FMCSA Delays Part of Chassis Rule to 2012 to Review Driver Inspection Reports Process

By Rip Watson, Senior Reporter

This story appears in the May 30 print edition of Transport Topics.

The Federal Motor Carrier Safety Administration is again delaying one of the last steps to complete implementation of its chassis maintenance rule that’s meant to make the equipment safer.

The agency on May 20 said it would postpone a requirement that drayage drivers submit an inspection report when chassis are returned to an intermodal terminal, which was scheduled to take effect on June 30. Instead, FMCSA set a new deadline of June 30, 2012, for the report filing requirement, saying it needed the additional time for review and public comment.

Implementation of the rule — which still hasn’t fully taken effect nearly six years after Congress mandated it in August 2005 — began in 2009 and made the equipment provider responsible for providing a safe chassis, the intent being to relieve the trucker of legal responsibility for chassis condition. The driver’s vehicle inspection report, or DVIR, was created as a means of alerting the equipment provider to defects needing repair before the chassis goes out on the street again.



“This action is being taken to provide the agency with sufficient time to address, through a notice-and-comment rulemaking proceeding, a petition to rescind the requirement for no-defect DVIRs,” the Federal Register notice said.

Last year, the Ocean Carrier Equipment Management Association and the Institute of International Container Lessors, asked for and received a delay of the DVIR filing requirement until June 30 of this year. The two groups, which represent container owners and lessors, said reports shouldn’t have to be filed on the 94% to 96% of chassis that don’t have a defect.

Truckers in the late 1990s began the fight to make chassis owners responsible for the equipment’s safety and maintenance, and they finally succeeded in the 2005 federal transportation spending legislation.

Three years later, FMCSA published proposed rules and set a timetable for gradual implementation that at first stretched into 2010.

The DVIR reporting requirement was one of the last two steps needed before all provisions of the rule were to go fully into effect.

The other step, currently slated to start July 1, is formal audits meant to gauge how well the equipment providers — primarily ocean carriers or lessors — are complying with the rule.

Curtis Whalen, executive director of the Intermodal Motor Carriers Conference, welcomed the closer look at the DVIRs.

“We still need more time to look at this issue,” he told Transport Topics on May 21, adding that FMCSA needs to pay more attention to the pre-trip inspections that drivers must do when they pick up the equipment.

Pre-trip inspections need to be improved, Whalen said, so drivers always have full access to the chassis, which often are stored in such a way that brakes or other parts can’t be fully inspected.

As a result, he said, drivers are being wrongly charged with violations they aren’t able to detect before taking the chassis on the road.

“The implementation is not going well,” Whalen said. “There are still too many defects being charged to drivers.”

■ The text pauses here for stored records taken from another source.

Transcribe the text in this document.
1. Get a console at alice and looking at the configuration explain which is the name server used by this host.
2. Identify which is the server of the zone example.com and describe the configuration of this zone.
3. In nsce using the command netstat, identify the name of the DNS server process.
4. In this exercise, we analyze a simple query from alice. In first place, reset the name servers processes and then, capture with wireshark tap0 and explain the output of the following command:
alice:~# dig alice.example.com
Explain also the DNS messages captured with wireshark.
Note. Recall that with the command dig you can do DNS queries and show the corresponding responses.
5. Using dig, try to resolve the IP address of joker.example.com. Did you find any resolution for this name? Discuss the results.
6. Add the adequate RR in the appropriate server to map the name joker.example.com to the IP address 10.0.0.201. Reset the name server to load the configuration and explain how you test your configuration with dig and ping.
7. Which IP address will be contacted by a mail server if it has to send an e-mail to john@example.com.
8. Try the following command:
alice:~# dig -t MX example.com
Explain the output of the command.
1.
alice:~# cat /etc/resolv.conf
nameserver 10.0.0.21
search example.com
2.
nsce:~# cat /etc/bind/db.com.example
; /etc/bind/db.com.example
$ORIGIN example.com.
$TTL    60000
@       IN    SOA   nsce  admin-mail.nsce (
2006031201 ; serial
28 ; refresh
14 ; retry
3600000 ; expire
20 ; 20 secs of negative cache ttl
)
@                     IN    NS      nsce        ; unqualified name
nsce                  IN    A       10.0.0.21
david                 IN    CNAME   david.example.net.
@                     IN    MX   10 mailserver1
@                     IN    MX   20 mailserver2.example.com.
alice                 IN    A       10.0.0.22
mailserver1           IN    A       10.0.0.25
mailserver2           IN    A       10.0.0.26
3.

He also expressed concern that the start of “live” audits on July 1 would detect extensive problems with chassis maintenance as well as paperwork errors such as inspection stickers that are missing or out-of-date.

“FMCSA shares the motor carrier industry’s concern regarding the accuracy of recording violations found during roadside inspections,” agency spokeswoman Candice Tolliver told TT. “FMCSA will continue to work closely with inspectors to ensure that enforcement of this safety-critical rule is effectively implemented.”

Whalen said he based that view on comments he has heard about the agency’s experience in test audits that were done earlier this year.